Tenda didirikan untuk warga Kampung AKuarium, Jakarta Utara, yang masih ingin tetap bertahan. (Foto: Irwin Fedriansyah/smh.com.au)

Wilayah Kalijodo turut diratakan dalam semalam pada Februari tahun lalu, setelah Ahok memutuskan ingin membersihkan daerah itu dan ingin mengubahnya menjadi sebuah taman. Pada September di tahun yang sama, ratusan keluarga juga diusir dari Bukit Duri, sebagai bagian dari rencana memperlebar sungai Ciliwung, untuk mengurangi banjir.

Beberapa bulan kemudian, Pengadilan Tata Usaha Negara menyatakan penggusuran warga tersebut telah melanggar hukum.

Ian Wilson dari Murdoch University Research mengatakan, tuduhan-tuduhan tajam banyak ditujukan kepada Ahok setelah ia diadili karena diduga melakukan penistaan agama Islam. Hal itu menimbulkan kekhawatiran atas pertumbuhan intoleransi agama dan ras, serta radikalisme di Indonesia.

Wilson segera mengunjungi Kampung Akuarium setelah rumah-rumah di wilayah itu dihancurkan buldoser. Dia menyaksikan, banyak warga yang terguncang. Bahkan ada salah seorang nelayan yang pergi bekerja ke Kalimantan dan menemukan rumahnya telah rata dengan tanah setelah kembali ke Jakarta.

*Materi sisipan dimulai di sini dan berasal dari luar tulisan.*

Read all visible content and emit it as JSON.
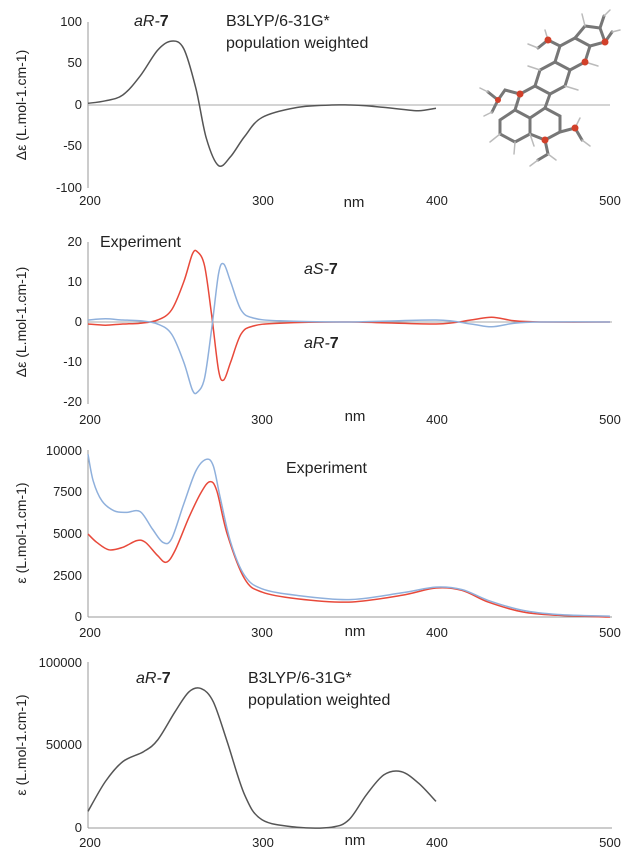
{
  "chart_data": [
    {
      "type": "line",
      "label_main": "aR-",
      "label_bold": "7",
      "method_line1": "B3LYP/6-31G*",
      "method_line2": "population weighted",
      "xlabel": "nm",
      "ylabel": "Δε (L.mol-1.cm-1)",
      "xlim": [
        200,
        500
      ],
      "ylim": [
        -100,
        100
      ],
      "xticks": [
        "200",
        "300",
        "400",
        "500"
      ],
      "yticks": [
        "100",
        "50",
        "0",
        "-50",
        "-100"
      ],
      "zero_line": true,
      "series": [
        {
          "color": "#555555",
          "x": [
            200,
            210,
            220,
            230,
            240,
            248,
            255,
            262,
            268,
            275,
            282,
            290,
            300,
            320,
            340,
            350,
            360,
            380,
            390,
            400
          ],
          "y": [
            2,
            5,
            12,
            35,
            66,
            77,
            68,
            20,
            -40,
            -73,
            -62,
            -38,
            -15,
            -3,
            0,
            0,
            -1,
            -5,
            -7,
            -4
          ]
        }
      ]
    },
    {
      "type": "line",
      "annotation": "Experiment",
      "label_aS_main": "aS-",
      "label_aS_bold": "7",
      "label_aR_main": "aR-",
      "label_aR_bold": "7",
      "xlabel": "nm",
      "ylabel": "Δε (L.mol-1.cm-1)",
      "xlim": [
        200,
        500
      ],
      "ylim": [
        -20,
        20
      ],
      "xticks": [
        "200",
        "300",
        "400",
        "500"
      ],
      "yticks": [
        "20",
        "10",
        "0",
        "-10",
        "-20"
      ],
      "zero_line": true,
      "series": [
        {
          "color": "#e8493a",
          "x": [
            200,
            210,
            220,
            230,
            240,
            248,
            255,
            260,
            263,
            267,
            271,
            275,
            278,
            282,
            288,
            295,
            310,
            350,
            400,
            420,
            432,
            445,
            460,
            500
          ],
          "y": [
            -0.5,
            -0.8,
            -0.5,
            -0.3,
            0.5,
            3,
            10,
            17,
            17.5,
            14,
            2,
            -12,
            -14.5,
            -10,
            -3,
            -1,
            -0.3,
            0,
            -0.5,
            0.5,
            1.2,
            0.3,
            0,
            0
          ]
        },
        {
          "color": "#8fb0dc",
          "x": [
            200,
            210,
            220,
            230,
            240,
            248,
            255,
            260,
            263,
            267,
            271,
            275,
            278,
            282,
            288,
            295,
            310,
            350,
            400,
            420,
            432,
            445,
            460,
            500
          ],
          "y": [
            0.5,
            0.8,
            0.5,
            0.3,
            -0.5,
            -3,
            -10,
            -17,
            -17.5,
            -14,
            -2,
            12,
            14.5,
            10,
            3,
            1,
            0.3,
            0,
            0.5,
            -0.5,
            -1.2,
            -0.3,
            0,
            0
          ]
        }
      ]
    },
    {
      "type": "line",
      "annotation": "Experiment",
      "xlabel": "nm",
      "ylabel": "ε (L.mol-1.cm-1)",
      "xlim": [
        200,
        500
      ],
      "ylim": [
        0,
        10000
      ],
      "xticks": [
        "200",
        "300",
        "400",
        "500"
      ],
      "yticks": [
        "10000",
        "7500",
        "5000",
        "2500",
        "0"
      ],
      "series": [
        {
          "color": "#e8493a",
          "x": [
            200,
            205,
            212,
            220,
            228,
            233,
            240,
            245,
            250,
            258,
            265,
            270,
            274,
            280,
            290,
            300,
            320,
            350,
            380,
            400,
            415,
            430,
            450,
            470,
            500
          ],
          "y": [
            5000,
            4500,
            4050,
            4200,
            4600,
            4500,
            3700,
            3300,
            4000,
            6000,
            7500,
            8150,
            7600,
            5000,
            2300,
            1500,
            1100,
            900,
            1300,
            1750,
            1600,
            900,
            300,
            100,
            0
          ]
        },
        {
          "color": "#8fb0dc",
          "x": [
            200,
            203,
            208,
            215,
            222,
            230,
            237,
            243,
            248,
            255,
            262,
            268,
            272,
            276,
            282,
            290,
            300,
            320,
            350,
            380,
            400,
            415,
            430,
            450,
            470,
            500
          ],
          "y": [
            9800,
            8200,
            7000,
            6400,
            6300,
            6350,
            5300,
            4500,
            4700,
            6800,
            8800,
            9500,
            9100,
            7200,
            4500,
            2500,
            1700,
            1300,
            1050,
            1450,
            1800,
            1650,
            1000,
            400,
            150,
            50
          ]
        }
      ]
    },
    {
      "type": "line",
      "label_main": "aR-",
      "label_bold": "7",
      "method_line1": "B3LYP/6-31G*",
      "method_line2": "population weighted",
      "xlabel": "nm",
      "ylabel": "ε (L.mol-1.cm-1)",
      "xlim": [
        200,
        500
      ],
      "ylim": [
        0,
        100000
      ],
      "xticks": [
        "200",
        "300",
        "400",
        "500"
      ],
      "yticks": [
        "100000",
        "50000",
        "0"
      ],
      "series": [
        {
          "color": "#555555",
          "x": [
            200,
            210,
            220,
            232,
            240,
            250,
            258,
            265,
            272,
            280,
            290,
            300,
            320,
            340,
            350,
            360,
            370,
            380,
            390,
            400
          ],
          "y": [
            10000,
            28000,
            40000,
            46000,
            53000,
            70000,
            82000,
            84000,
            76000,
            52000,
            20000,
            5000,
            500,
            500,
            5000,
            20000,
            32000,
            34000,
            27000,
            16000
          ]
        }
      ]
    }
  ]
}
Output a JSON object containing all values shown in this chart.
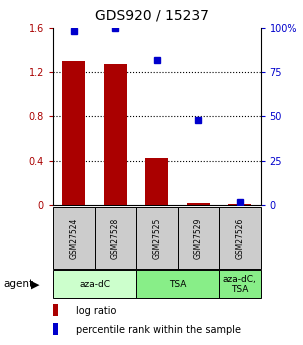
{
  "title": "GDS920 / 15237",
  "samples": [
    "GSM27524",
    "GSM27528",
    "GSM27525",
    "GSM27529",
    "GSM27526"
  ],
  "log_ratios": [
    1.3,
    1.27,
    0.43,
    0.02,
    0.01
  ],
  "percentile_ranks": [
    98.0,
    100.0,
    82.0,
    48.0,
    2.0
  ],
  "ylim_left": [
    0,
    1.6
  ],
  "ylim_right": [
    0,
    100
  ],
  "yticks_left": [
    0,
    0.4,
    0.8,
    1.2,
    1.6
  ],
  "yticks_right": [
    0,
    25,
    50,
    75,
    100
  ],
  "ytick_labels_left": [
    "0",
    "0.4",
    "0.8",
    "1.2",
    "1.6"
  ],
  "ytick_labels_right": [
    "0",
    "25",
    "50",
    "75",
    "100%"
  ],
  "bar_color": "#aa0000",
  "dot_color": "#0000cc",
  "agent_groups": [
    {
      "label": "aza-dC",
      "cols": [
        0,
        1
      ],
      "color": "#ccffcc"
    },
    {
      "label": "TSA",
      "cols": [
        2,
        3
      ],
      "color": "#88ee88"
    },
    {
      "label": "aza-dC,\nTSA",
      "cols": [
        4
      ],
      "color": "#88ee88"
    }
  ],
  "agent_label": "agent",
  "legend_red_label": "log ratio",
  "legend_blue_label": "percentile rank within the sample",
  "bar_width": 0.55,
  "background_color": "#ffffff",
  "plot_bg": "#ffffff",
  "sample_box_color": "#cccccc",
  "dotted_grid_vals": [
    0.4,
    0.8,
    1.2
  ]
}
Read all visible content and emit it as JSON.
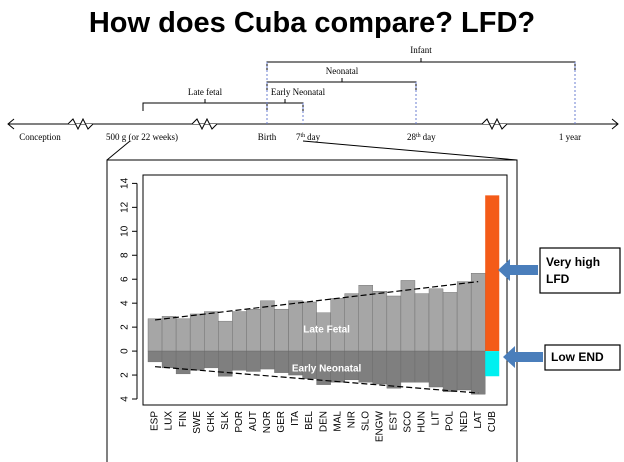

“Ketika saya pertama kali ke sana, orang-orang terlihat memiliki tanda terkena gangguan trauma dan kerusakan psikologis yang nyata atas apa yang telah dilakukan pemerintah untuk mereka. Kampung ini sepenuhnya mendukung Jokowi dan Ahok. Masalahnya bukan karena mereka rasis karena Ahok adalah Cina. Isu itu terjadi sebagai dampak dari kebijakan Ahok sendiri,” ujar Wilson.

Warga Kampung Akuarium yang tetap bertahan mneolak relokasi. (Foto: Irwin Fedriansyah/smh.com.au)

Lembaga Bantuan Hukum (LBH) Jakarta memperkirakan, lebih dari 16 ribu keluarga telah mengungsi dalam dua tahun terakhir. Hafid Abbas dari Komisi Nasional Hak Asasi Manusia (Komnas HAM) mengatakan, penggusuran paksa telah melanggar hak asasi manusia.

“Orang miskin kemungkinan tidak memiliki ruang untuk hidup dengan aman di Jakarta,” kata Hafid.

Hafid memperingatkan, untuk mencegah kerusuhan sosial di Jakarta, pemerintah daerah harus berhenti melakukan penggusuran karena alasan yang tidak adil, seperti pengembangan lahan oleh perusahaan.